C'est arrivé l'année où mon existence s'est écroulée. L'année où je suis venu vivre à Paris.

J'avais débarqué quelques jours après Noël, par un matin gris et humide. Le ciel avait une couleur de craie sale et la pluie était une brume envahissante lorsque mon avion s'était posé, à l'aube. Je n'avais pas fermé l'œil durant toutes ces longues heures au-dessus de l'Atlantique, un épisode insomniaque qui venait s'ajouter à la succession de nuits sans sommeil par laquelle je venais de passer.

En retrouvant la terre ferme, j'ai soudain basculé dans un état de désarroi complet, et j'ai perdu tous mes moyens devant le flic du contrôle des passeports qui me demandait combien de temps je comptais rester en France.

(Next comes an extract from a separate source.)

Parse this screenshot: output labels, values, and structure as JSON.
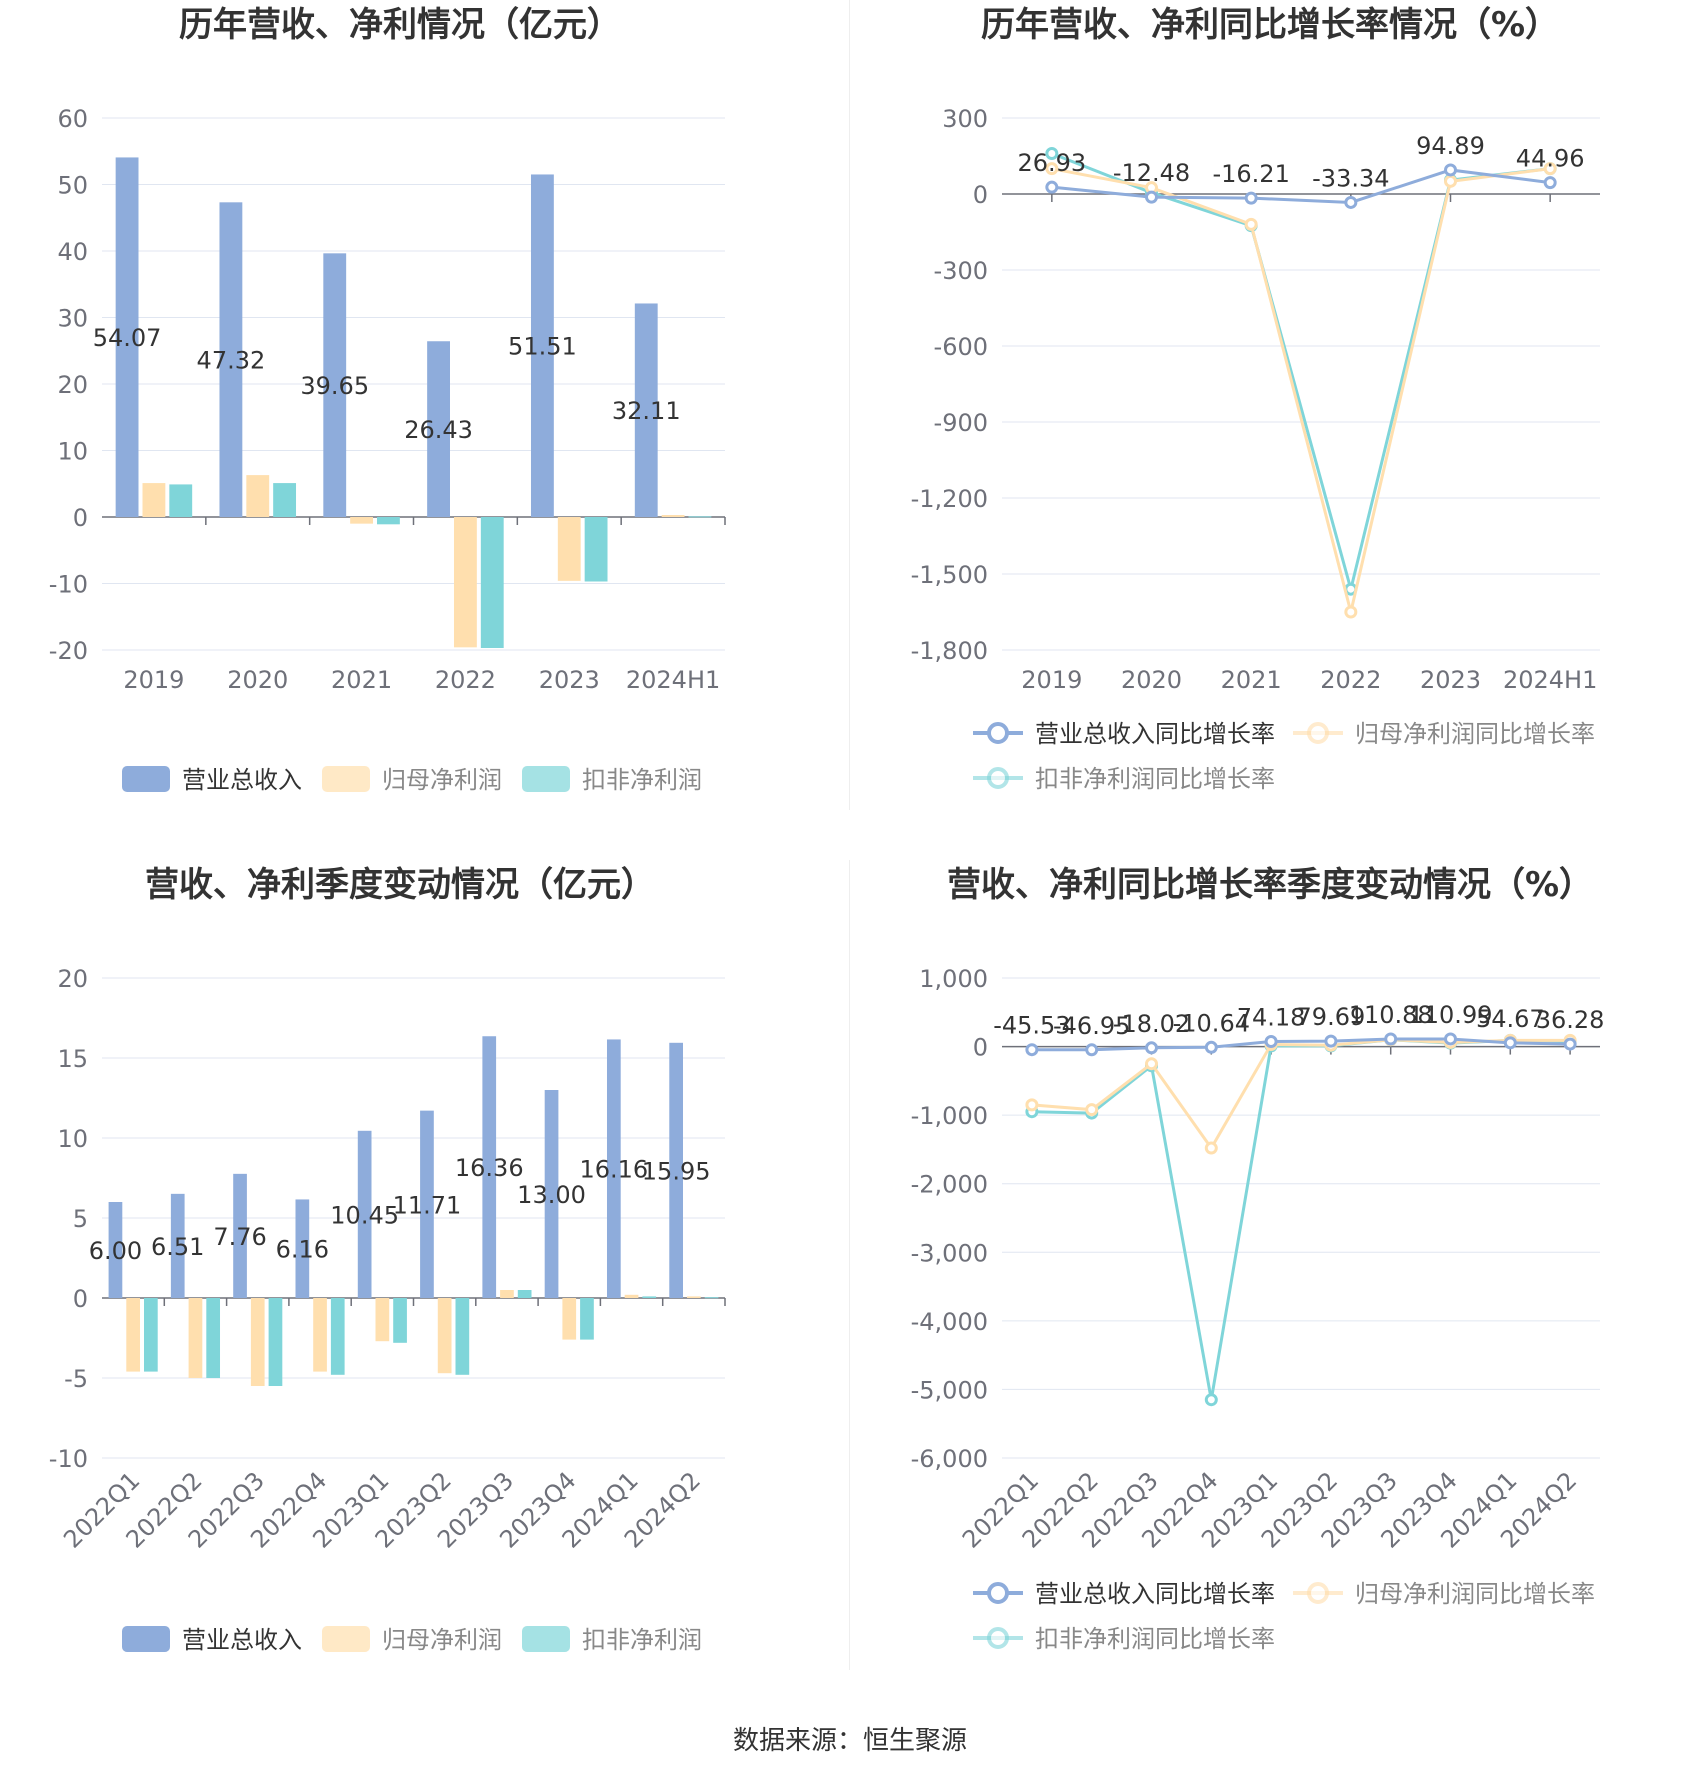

- J'sais pas exactement, ai-je marmonné sans réfléchir.

Il m'a observé avec d'autant plus d'attention que je m'étais exprimé en français.

- Quoi, vous savez pas?

- Quinze jours, me suis-je hâté de lancer.

- Vous avez un billet de retour pour les Etats-Unis?

J'ai hoché la tête.

- Montrez-le-moi, s'il vous plaît.

Je le lui ai tendu. Il a cherché des yeux la date de mon vol dans l'autre sens: 10 janvier.

- Comment pouvez-vous ne pas savoir, puisque vous avez une preuve?

- J'ai répondu bêtement, ai-je dit d'un ton penaud.

- Ouais...

Le tampon s'est abattu sur mon passeport, qu'il a poussé vers moi sans un mot de plus avant de faire signe au voyageur suivant d'avancer. Il en avait terminé avec moi.

Je me suis dirigé vers le tapis à bagages en me maudissant d'avoir attiré une attention officielle sur le flou de mes intentions. J'avais dit la vérité, pourtant: j'ignorais combien de temps j'allais rester en France. Mon billet d'avion, acheté à la dernière minute sur un site Internet qui offrait des vols bon marché pour un séjour de deux semaines, finirait à la poubelle dès que la date du 10 janvier serait passée. Je ne prévoyais pas de retourner aux Etats-Unis avant longtemps, très longtemps.

«Comment pouvez-vous ne pas savoir, puisque vous avez une preuve?»

Et depuis quand une preuve offre-t-elle la moindre certitude?

Après avoir récupéré ma valise, j'ai résisté à la tentation de me payer un taxi jusqu'à Paris, mon budget trop serré excluant ce genre d'extravagance. Je me suis donc rabattu sur le RER, à sept euros le ticket aller simple. Le wagon était sale, le plancher couvert de détritus, les sièges tout collants sentaient la bière répandue la nuit précédente. Pour arriver dans la capitale, il fallait traverser une série de banlieues industrielles sinistres hérissées de tours HLM décrépites. J'ai fermé les yeux et je me suis assoupi pour me réveiller en sursaut quand la rame s'est arrêtée gare du Nord. Suivant les instructions que l'hôtel m'avait envoyées par e-mail, j'ai changé de quai et j'ai pris le métro pour un trajet interminable jusqu'à la station qui répond au nom délicieusement aromatique de «Jasmin».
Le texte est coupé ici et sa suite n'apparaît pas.